DeepSeek’s emergence is changing the AI landscape, giving businesses access to the technology at a fraction of the cost, according to Reuters interviews with more than a dozen startup executives and investors. The Chinese AI model also has the potential to spur other AI companies to improve their own models and lower costs.
"DeepSeek offered five times lower than their actual price. I saved a lot of money and users didn't see any difference," said Hemanth Mandapati, director of German startup Novo AI, who switched from OpenAI's ChatGPT to DeepSeek two weeks ago.
Tech startups in Europe struggle to adopt new technology at the same pace as their counterparts in the U.S., where funding is easier to come by. But executives say DeepSeek could be a game-changer.
“This is a significant step forward in democratizing AI and leveling the playing field with Big Tech,” said Seena Rejal, chief commercial officer at UK company NetMind.AI, one of the first companies to adopt DeepSeek.
Analysts at Bernstein estimate that DeepSeek is 20 to 40 times cheaper than comparable OpenAI models. OpenAI charges $2.50 per million input tokens—units of data processed by an AI model—while DeepSeek currently charges $0.014 for the same number of tokens.
Regulators have raised concerns about whether DeepSeek copied OpenAI’s data or censored answers that could be misleading about China, an issue that is currently being investigated in several European countries.
“While the future of DeepSeek as a business is difficult to predict, the structural implications appear to be quite far-reaching,” said Sanjot Malhi, a partner at venture capital firm Northzone.
According to data from PitchBook, nearly $100 billion was invested by venture capitalists in AI companies in the US in 2024, while in Europe the figure was around $15.8 billion. On January 22, US President Donald Trump announced the $500 billion AI project Stargate - a joint venture supported by OpenAI, SoftBank and Oracle.
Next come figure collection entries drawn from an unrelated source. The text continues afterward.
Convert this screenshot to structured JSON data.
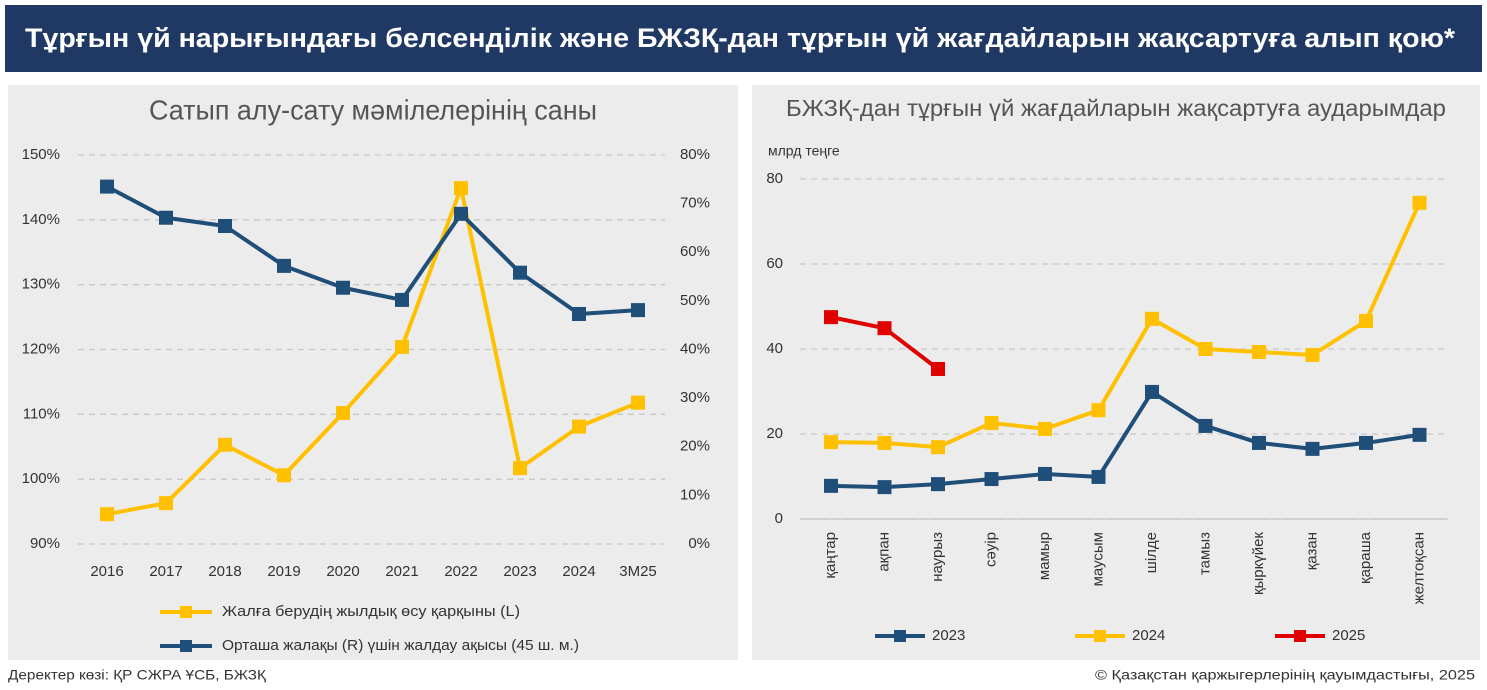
{
  "header": {
    "title": "Тұрғын үй нарығындағы белсенділік және БЖЗҚ-дан тұрғын үй жағдайларын жақсартуға алып қою*"
  },
  "footer": {
    "source": "Деректер көзі: ҚР СЖРА ҰСБ, БЖЗҚ",
    "copyright": "© Қазақстан қаржыгерлерінің қауымдастығы, 2025"
  },
  "chart_data": [
    {
      "type": "line",
      "title": "Сатып алу-сату мәмілелерінің саны",
      "categories": [
        "2016",
        "2017",
        "2018",
        "2019",
        "2020",
        "2021",
        "2022",
        "2023",
        "2024",
        "3М25"
      ],
      "series": [
        {
          "name": "Жалға берудің жылдық өсу қарқыны (L)",
          "color": "#ffc000",
          "values": [
            94.6,
            96.3,
            105.3,
            100.6,
            110.2,
            120.4,
            144.9,
            101.7,
            108.1,
            111.8
          ]
        },
        {
          "name": "Орташа жалақы (R) үшін жалдау ақысы (45 ш. м.)",
          "color": "#1f4e79",
          "axis": "y2",
          "values": [
            73.5,
            67.1,
            65.4,
            57.2,
            52.7,
            50.2,
            67.9,
            55.8,
            47.3,
            48.1
          ]
        }
      ],
      "ylim": [
        90,
        150
      ],
      "yticks": [
        {
          "value": 90,
          "label": "90%"
        },
        {
          "value": 100,
          "label": "100%"
        },
        {
          "value": 110,
          "label": "110%"
        },
        {
          "value": 120,
          "label": "120%"
        },
        {
          "value": 130,
          "label": "130%"
        },
        {
          "value": 140,
          "label": "140%"
        },
        {
          "value": 150,
          "label": "150%"
        }
      ],
      "y2lim": [
        0,
        80
      ],
      "y2ticks": [
        {
          "value": 0,
          "label": "0%"
        },
        {
          "value": 10,
          "label": "10%"
        },
        {
          "value": 20,
          "label": "20%"
        },
        {
          "value": 30,
          "label": "30%"
        },
        {
          "value": 40,
          "label": "40%"
        },
        {
          "value": 50,
          "label": "50%"
        },
        {
          "value": 60,
          "label": "60%"
        },
        {
          "value": 70,
          "label": "70%"
        },
        {
          "value": 80,
          "label": "80%"
        }
      ],
      "grid": true,
      "legend": "bottom"
    },
    {
      "type": "line",
      "title": "БЖЗҚ-дан тұрғын үй жағдайларын жақсартуға аударымдар",
      "y_unit": "млрд теңге",
      "categories": [
        "қаңтар",
        "ақпан",
        "наурыз",
        "сәуір",
        "мамыр",
        "маусым",
        "шілде",
        "тамыз",
        "қыркүйек",
        "қазан",
        "қараша",
        "желтоқсан"
      ],
      "series": [
        {
          "name": "2023",
          "color": "#1f4e79",
          "values": [
            7.8,
            7.5,
            8.2,
            9.4,
            10.6,
            9.9,
            29.9,
            21.9,
            17.9,
            16.5,
            17.9,
            19.8
          ]
        },
        {
          "name": "2024",
          "color": "#ffc000",
          "values": [
            18.1,
            17.9,
            16.9,
            22.6,
            21.2,
            25.6,
            47.1,
            40.0,
            39.3,
            38.6,
            46.6,
            74.4
          ]
        },
        {
          "name": "2025",
          "color": "#e00000",
          "values": [
            47.5,
            44.9,
            35.3,
            null,
            null,
            null,
            null,
            null,
            null,
            null,
            null,
            null
          ]
        }
      ],
      "ylim": [
        0,
        80
      ],
      "yticks": [
        0,
        20,
        40,
        60,
        80
      ],
      "grid": true,
      "legend": "bottom"
    }
  ]
}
AI investment in Europe remains more modest, with only France’s Mistral making the list of leading AI models, alongside names like OpenAI, Meta, Anthropic and Google.
China's DeepSeek made headlines when it announced that it cost just $6 million to train its DeepSeek-V3 model on Nvidia H800 chips. Since then, the AI tool has also surpassed ChatGPT to become the highest-rated productivity app on Apple's App Store.
“This is a wake-up call that bigger is not always better. By making models more accessible to everyone, the total cost of ownership and barriers to building cutting-edge technology will be reduced, which could be a catalyst for the entire industry,” said Fabrizio Del Maffeo, CEO of Axelera AI.
Reuters commented that the price competition may have begun.